L'ONG Sherpa, partie civile dans l'enquête pour financement du terrorisme qui vise Lafarge, accuse le cimentier de ne pas collaborer avec les enquêteurs et demande au parquet de diligenter une enquête "pour entrave à l'exercice de la justice", a indiqué mardi l'association.
Lafarge "ment quand il affirme pleinement collaborer avec les enquêteurs". Lafarge, mis en cause pour avoir transmis de l'argent et acheté du pétrole à des groupes djihadistes dont l'État islamique pour continuer à faire tourner sa cimenterie en Syrie, "ment quand il affirme pleinement collaborer avec les enquêteurs", a dénoncé lors d'une conférence de presse, Marie Dosé, avocate de l'ONG qui représente onze anciens employés syriens de l'usine.

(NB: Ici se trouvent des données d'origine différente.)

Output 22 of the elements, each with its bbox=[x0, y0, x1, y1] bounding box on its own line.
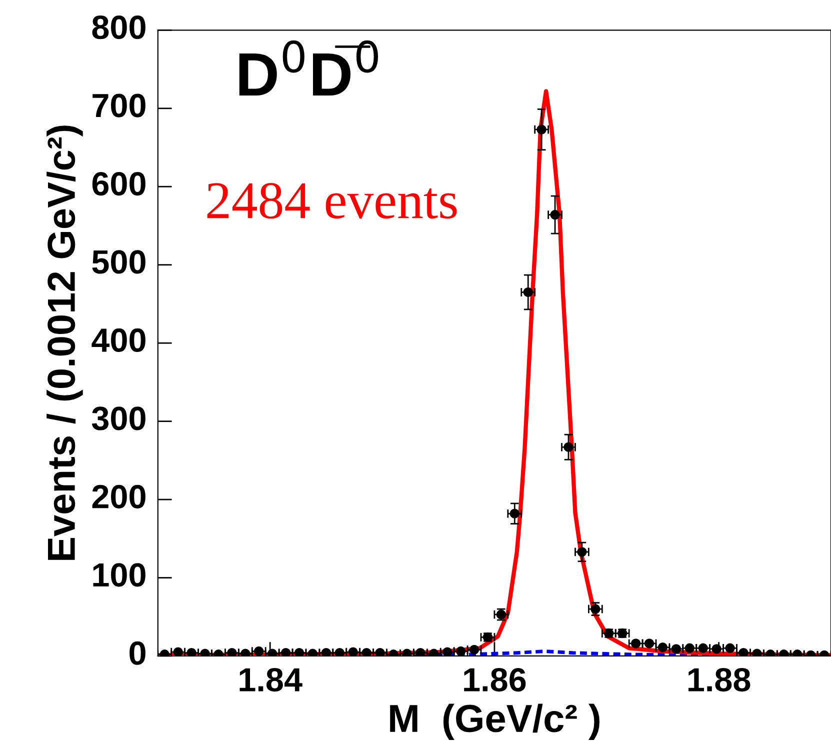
y-tick-label: 400 bbox=[92, 328, 146, 352]
y-tick-label: 700 bbox=[92, 94, 146, 118]
x-tick-label: 1.86 bbox=[464, 668, 526, 692]
chart-title: D$^{0}$D̅$^{0}$ bbox=[239, 40, 378, 96]
y-tick-label: 0 bbox=[130, 641, 146, 665]
y-axis-title: Events / (0.0012 GeV/c²) bbox=[46, 126, 83, 560]
annotation: 2484 events bbox=[207, 182, 457, 219]
y-tick-label: 200 bbox=[92, 484, 146, 508]
point bbox=[564, 442, 574, 452]
y-tick-label: 100 bbox=[93, 563, 146, 587]
y-tick-label: 600 bbox=[92, 172, 146, 196]
y-tick-label: 300 bbox=[92, 406, 146, 430]
x-tick-label: 1.84 bbox=[240, 668, 302, 692]
point bbox=[550, 210, 560, 220]
x-tick-label: 1.88 bbox=[688, 668, 750, 692]
y-tick-label: 500 bbox=[92, 250, 146, 274]
x-axis-title: M (GeV/c² ) bbox=[390, 704, 600, 740]
point bbox=[536, 124, 546, 134]
point bbox=[510, 508, 520, 518]
y-tick-label: 800 bbox=[92, 16, 146, 40]
point bbox=[577, 547, 587, 557]
point bbox=[523, 287, 533, 298]
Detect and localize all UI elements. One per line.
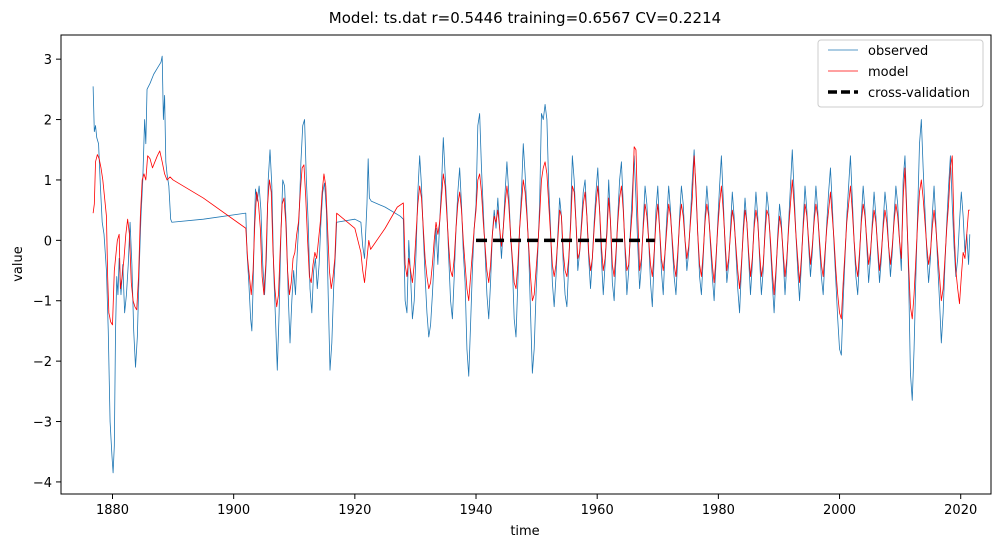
y-tick-label: 0 [44,234,52,249]
series-line-model [92,146,970,326]
legend-box [817,39,984,108]
x-tick-label: 1980 [702,503,735,518]
legend-label-observed: observed [868,44,928,59]
y-tick-label: 1 [44,174,52,189]
y-tick-label: −4 [33,476,52,491]
x-axis-title: time [510,524,539,539]
x-tick-label: 1920 [338,503,371,518]
legend-label-model: model [868,65,908,80]
y-tick-label: −1 [33,295,52,310]
x-tick-label: 2020 [944,503,977,518]
legend: observed model cross-validation [817,39,984,108]
x-tick-label: 2000 [823,503,856,518]
y-tick-label: −3 [33,416,52,431]
plot-frame [60,34,992,495]
y-axis-title: value [11,246,26,282]
x-tick-label: 1940 [459,503,492,518]
series-layer [92,55,971,474]
y-tick-label: 2 [44,114,52,129]
y-tick-label: 3 [44,53,52,68]
plot-area [60,34,992,495]
x-tick-label: 1960 [581,503,614,518]
x-tick-label: 1880 [96,503,129,518]
x-axis: 1880 1900 1920 1940 1960 1980 2000 2020 [96,494,977,518]
chart-title: Model: ts.dat r=0.5446 training=0.6567 C… [329,9,721,27]
legend-entries: observed model cross-validation [828,44,970,101]
legend-label-cross-validation: cross-validation [868,86,970,101]
y-axis: −4 −3 −2 −1 0 1 2 3 [33,53,61,491]
y-tick-label: −2 [33,355,52,370]
x-tick-label: 1900 [217,503,250,518]
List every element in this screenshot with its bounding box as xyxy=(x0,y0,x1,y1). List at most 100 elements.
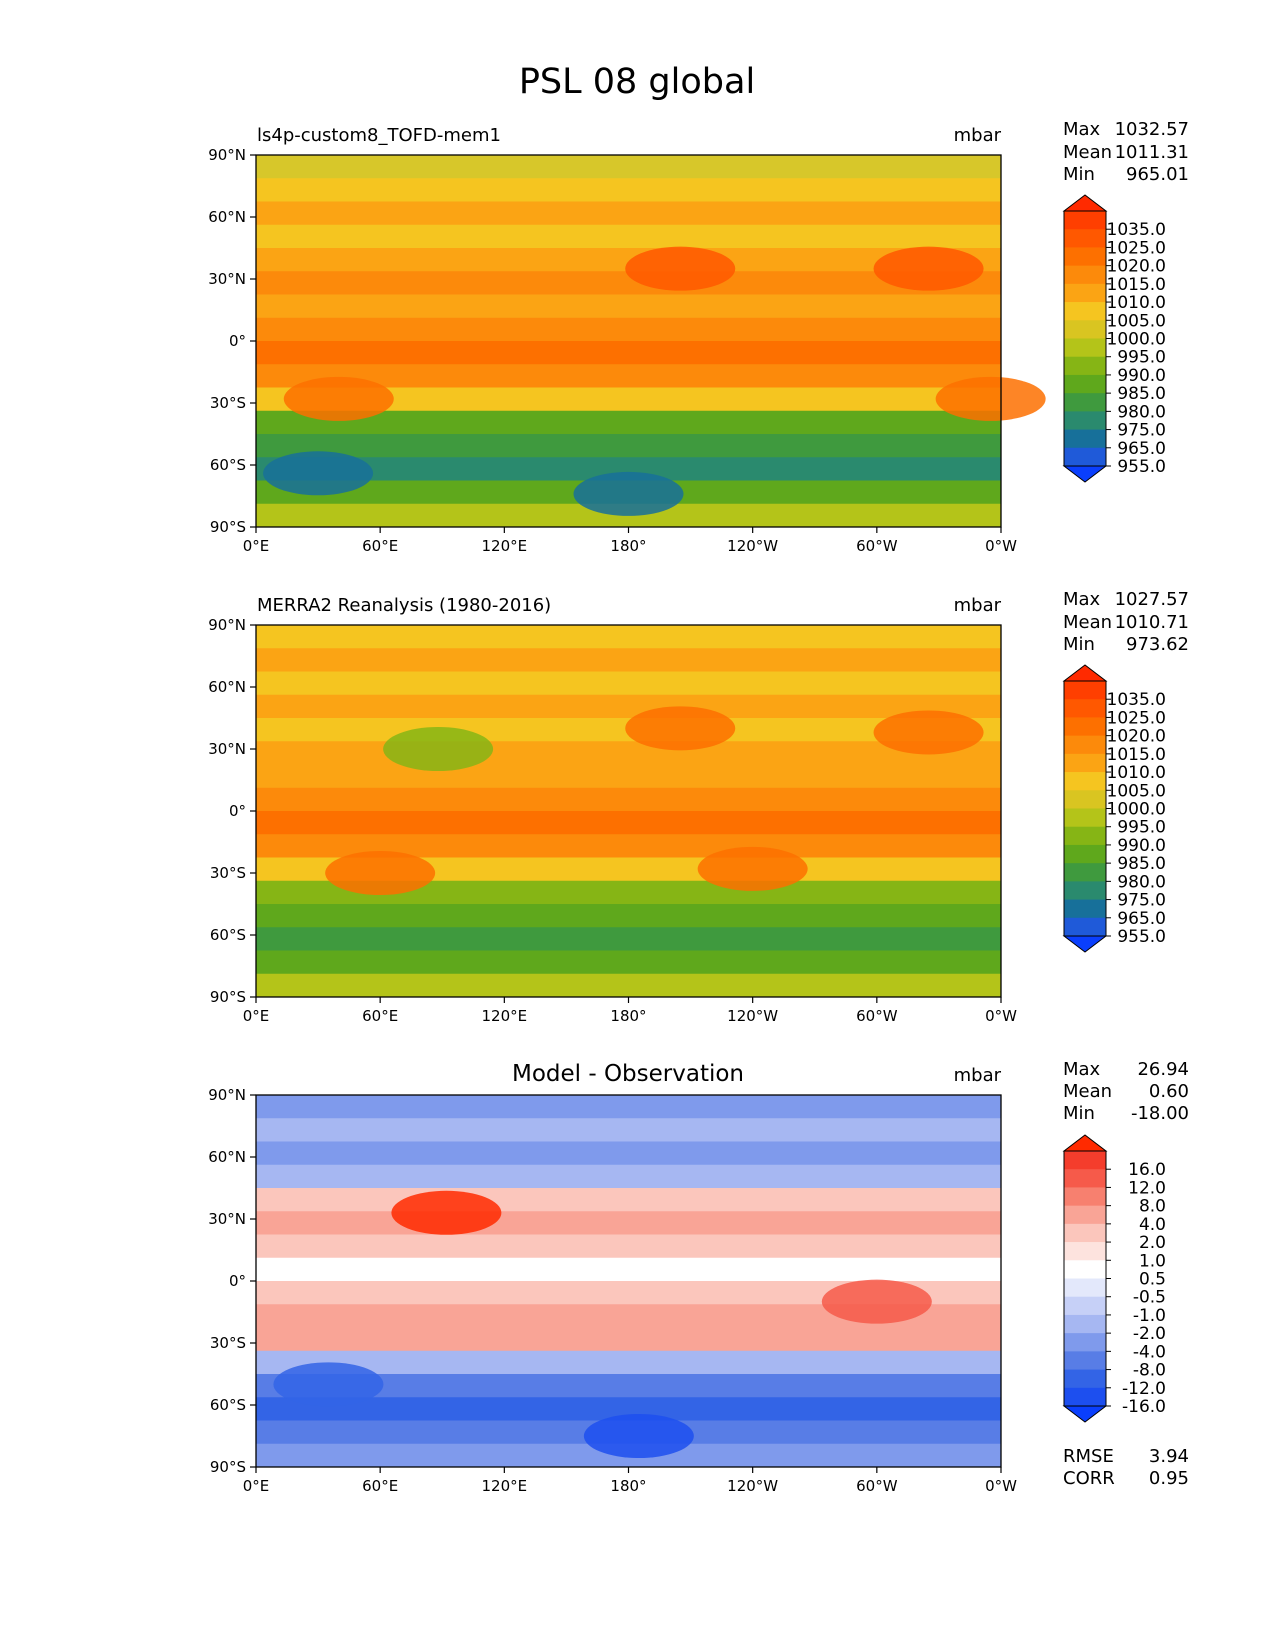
y-tick-label: 60°N xyxy=(208,208,246,226)
colorbar-tick-label: -12.0 xyxy=(1122,1379,1166,1399)
y-tick-label: 90°S xyxy=(210,518,246,536)
colorbar-segment xyxy=(1064,1242,1106,1261)
colorbar: 1035.01025.01020.01015.01010.01005.01000… xyxy=(1062,664,1166,953)
zonal-band xyxy=(256,834,1001,858)
y-tick-label: 90°N xyxy=(208,146,246,164)
zonal-band xyxy=(256,1188,1001,1212)
pressure-center xyxy=(273,1362,384,1407)
colorbar-segment xyxy=(1064,790,1106,809)
colorbar-tick-label: 980.0 xyxy=(1117,402,1166,422)
stat-mean-value: 0.60 xyxy=(1149,1081,1189,1102)
zonal-band xyxy=(256,671,1001,696)
zonal-band xyxy=(256,1141,1001,1166)
zonal-band xyxy=(256,1211,1001,1235)
x-tick-label: 60°E xyxy=(362,1007,398,1025)
stat-corr-value: 0.95 xyxy=(1149,1468,1189,1489)
x-tick-label: 180° xyxy=(610,1007,646,1025)
colorbar-tick-label: 1010.0 xyxy=(1107,293,1166,313)
panel-units: mbar xyxy=(954,595,1002,616)
colorbar-segment xyxy=(1064,302,1106,321)
zonal-band xyxy=(256,787,1001,812)
colorbar-segment xyxy=(1064,735,1106,755)
colorbar-segment xyxy=(1064,1369,1106,1389)
pressure-center xyxy=(263,451,374,496)
colorbar-tick-label: 1035.0 xyxy=(1107,690,1166,710)
x-tick-label: 180° xyxy=(610,537,646,555)
zonal-band xyxy=(256,857,1001,882)
y-tick-label: 0° xyxy=(229,1272,246,1290)
pressure-center xyxy=(383,727,494,771)
colorbar-tick-label: 990.0 xyxy=(1117,836,1166,856)
panel-reanalysis: MERRA2 Reanalysis (1980-2016) mbar 90°N 6… xyxy=(208,589,1189,1025)
colorbar-tick-label: 980.0 xyxy=(1117,872,1166,892)
y-tick-label: 60°S xyxy=(210,926,246,944)
colorbar-segment xyxy=(1064,229,1106,248)
colorbar-segment xyxy=(1064,844,1106,864)
zonal-band xyxy=(256,248,1001,272)
colorbar-tick-label: 1005.0 xyxy=(1107,311,1166,331)
zonal-band xyxy=(256,950,1001,975)
colorbar-extend-min xyxy=(1062,465,1108,483)
y-axis-ticks: 90°N 60°N 30°N 0° 30°S 60°S 90°S xyxy=(208,616,256,1006)
y-tick-label: 30°S xyxy=(210,864,246,882)
colorbar-tick-label: 965.0 xyxy=(1117,909,1166,929)
zonal-band xyxy=(256,457,1001,481)
zonal-band xyxy=(256,294,1001,319)
colorbar-segment xyxy=(1064,1151,1106,1170)
colorbar-segment xyxy=(1064,881,1106,900)
colorbar-tick-label: 16.0 xyxy=(1128,1160,1166,1180)
colorbar-tick-label: 1005.0 xyxy=(1107,781,1166,801)
pressure-center xyxy=(821,1279,932,1324)
stat-mean-label: Mean xyxy=(1063,612,1112,633)
colorbar-tick-label: 1035.0 xyxy=(1107,220,1166,240)
stat-min-value: -18.00 xyxy=(1131,1103,1189,1124)
panel-units: mbar xyxy=(954,125,1002,146)
y-axis-ticks: 90°N 60°N 30°N 0° 30°S 60°S 90°S xyxy=(208,146,256,536)
colorbar-segment xyxy=(1064,1187,1106,1207)
colorbar-segment xyxy=(1064,320,1106,339)
x-tick-label: 0°W xyxy=(985,1477,1017,1495)
colorbar-tick-label: 985.0 xyxy=(1117,854,1166,874)
colorbar-tick-label: 985.0 xyxy=(1117,384,1166,404)
colorbar-segment xyxy=(1064,753,1106,773)
x-tick-label: 60°W xyxy=(856,1007,898,1025)
x-tick-label: 60°W xyxy=(856,1477,898,1495)
colorbar-segment xyxy=(1064,1333,1106,1352)
colorbar-tick-label: 1015.0 xyxy=(1107,745,1166,765)
panel-units: mbar xyxy=(954,1065,1002,1086)
x-tick-label: 60°W xyxy=(856,537,898,555)
pressure-center xyxy=(583,1414,694,1458)
pressure-center xyxy=(625,246,736,291)
colorbar-tick-label: 1025.0 xyxy=(1107,238,1166,258)
x-axis-ticks: 0°E 60°E 120°E 180° 120°W 60°W 0°W xyxy=(243,997,1017,1025)
y-tick-label: 90°N xyxy=(208,616,246,634)
pressure-center xyxy=(625,706,736,751)
stat-max-value: 1027.57 xyxy=(1115,589,1189,610)
x-tick-label: 120°W xyxy=(727,1477,778,1495)
colorbar-tick-label: -8.0 xyxy=(1133,1361,1166,1381)
stat-min-value: 973.62 xyxy=(1126,634,1189,655)
colorbar-segment xyxy=(1064,411,1106,430)
map-field xyxy=(256,1095,1001,1468)
y-tick-label: 30°N xyxy=(208,1210,246,1228)
stat-min-value: 965.01 xyxy=(1126,164,1189,185)
colorbar: 16.012.08.04.02.01.00.5-0.5-1.0-2.0-4.0-… xyxy=(1062,1134,1166,1423)
colorbar-segment xyxy=(1064,356,1106,376)
pressure-center xyxy=(935,376,1046,421)
stat-rmse-label: RMSE xyxy=(1063,1446,1114,1467)
colorbar-segment xyxy=(1064,826,1106,846)
y-axis-ticks: 90°N 60°N 30°N 0° 30°S 60°S 90°S xyxy=(208,1086,256,1476)
colorbar-segment xyxy=(1064,681,1106,700)
colorbar-extend-max xyxy=(1062,1134,1108,1152)
zonal-band xyxy=(256,811,1001,835)
colorbar-tick-label: 1000.0 xyxy=(1107,330,1166,350)
colorbar-tick-label: -4.0 xyxy=(1133,1342,1166,1362)
zonal-band xyxy=(256,434,1001,458)
stat-max-label: Max xyxy=(1063,1059,1101,1080)
colorbar-extend-max xyxy=(1062,664,1108,682)
colorbar-segment xyxy=(1064,1260,1106,1279)
x-tick-label: 180° xyxy=(610,1477,646,1495)
zonal-band xyxy=(256,625,1001,649)
colorbar-segment xyxy=(1064,772,1106,791)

Avant la perquisition menée au siège du groupe à Paris les 14 et 15 novembre, "les ordinateurs ont été passés à l'eau de javel pour empêcher la justice de travailler", a-t-elle accusé. Les juges d'instruction, qui pilotent cette enquête depuis juin, semblent dresser le même constat : "Des éléments essentiels ne se trouvaient plus au siège lorsque la perquisition a été effectuée", ont-ils récemment relevé, d'après une source proche du dossier. "L'intégralité de la comptabilité susceptible d'impliquer la personne morale n'a pas été davantage transmise", ont-ils ajouté.
La "frilosité, la complaisance voire la complicité" des autorités françaises. Par ailleurs, deux mis en examen ont fait état de "propositions d'accord du groupe pour soit acheter leur silence soit devancer les interrogations qui pourraient leur être soumises", selon Sherpa qui demande l'ouverture d'une enquête pour "entrave à l'exercice de la justice". L'avocat William Bourdon, président de l'ONG, s'interroge quant à lui sur la "frilosité, la complaisance voire la complicité" des autorités françaises.
Des cadres et responsables du cimentier français, qui a fusionné avec le Suisse Holcim en 2015, ont relaté aux enquêteurs que la décision de se maintenir en Syrie avait reçu l'aval du quai d'Orsay. Par ailleurs, dès septembre 2014, peu de temps avant que l'EI prenne le contrôle du site, plusieurs télégrammes diplomatiques à destination de la direction générale du Trésor faisaient état de la situation de Lafarge en Syrie. Or "il a fallu attendre un article dans Le Monde près de deux ans plus tard pour qu'une enquête soit ouverte", a noté Marie Dosé.
"Qui nous dit qu'entre-temps, une partie de l'argent versé à l'EI n'a pas servi à financer un attentat en France ?", a-t-elle ajouté. Six cadres et responsables du cimentier ont été mis en examen en décembre pour "mise en danger de la vie d'autrui" et "financement d'une entreprise terroriste", dont l'ex-PDG de Lafarge Bruno Lafont, et l'ex-directeur général de LafargeHolcim Éric Olsen, une première pour de grands patrons français.